With these exercises, you can reprogram your brain like a computer, and develop healthier ways of losing weight. Try it!

Does It Work?
Women all over the country praise Paul McKenna for his techniques, which has helped shed pounds and dress sizes. However, what does the medical research say?

An assessment of six different studies (also known as a meta-analysis) showed that using hypnotherapy to assist with weight loss allowed for double the weight loss. They compared those who tried to lose weight using cognitive behavioral therapy alone and using cognitive behavioral therapy with hypnosis to assist with weight loss. They also found that the participants who added hypnosis to their weight-loss therapy stayed slimmer longer. Dr. Guy Montgomery, a one of the authors of the study, uses it in his practice and claims it to be beneficial for his patients’ weight-loss journeys.

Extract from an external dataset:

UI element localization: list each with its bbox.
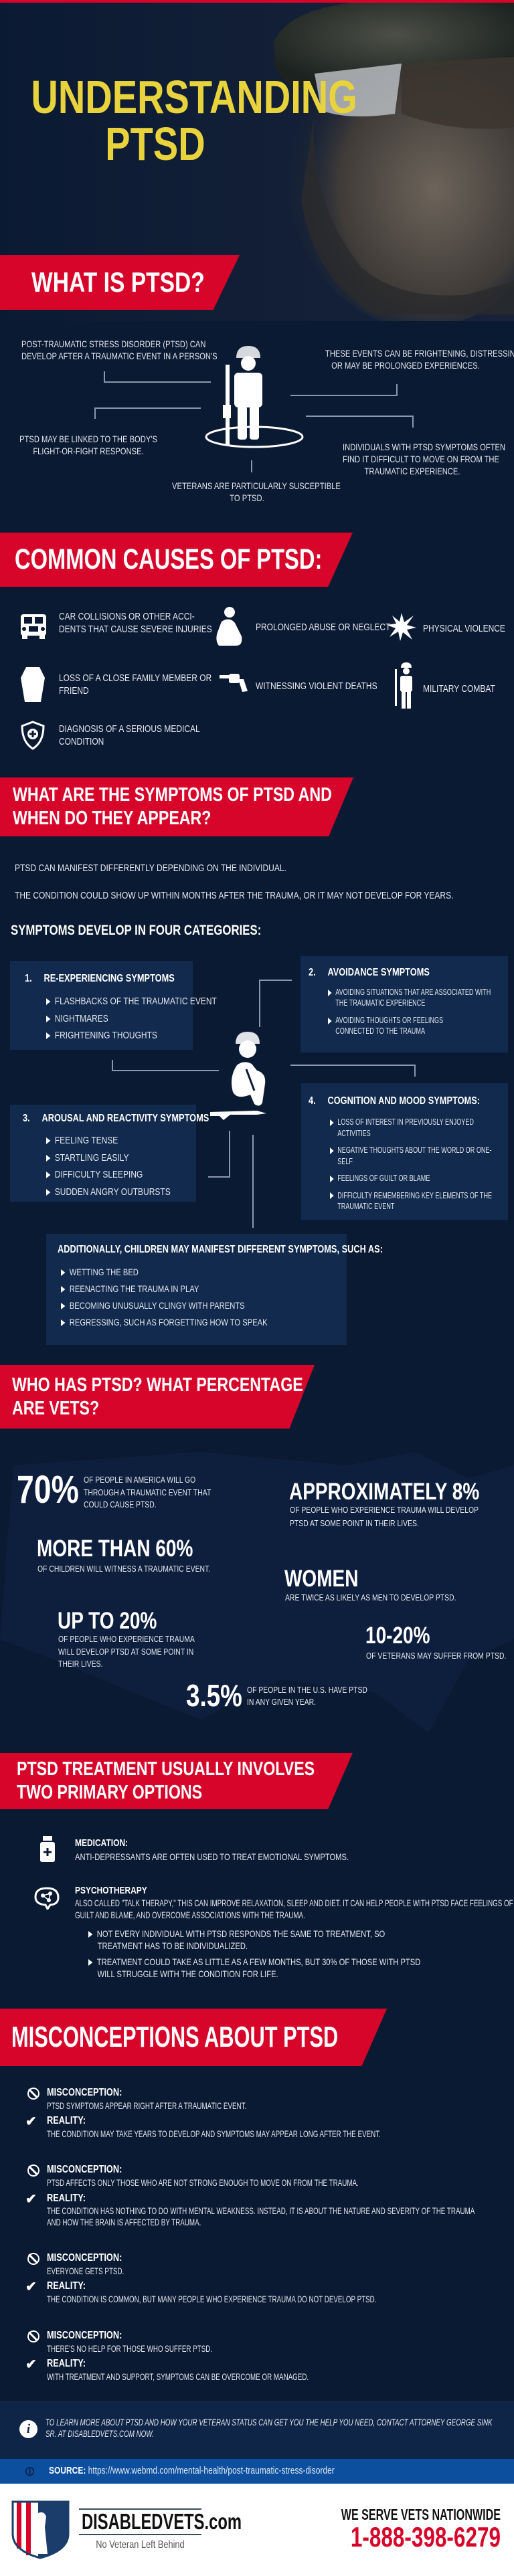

However, a reappraisal by different authors published the following year, challenged the above study’s claims. After analyzing the same six studies on hypnosis,  the researchers found what “appears to be a small [weight-loss] effect on average.”

Overall, I think more research is needed in order to make hypnosis more welcome in the medical community. It probably won’t work for everyone. However, the tenets of this therapy make sense for many who struggle with hunger and emotional eating on a daily basis.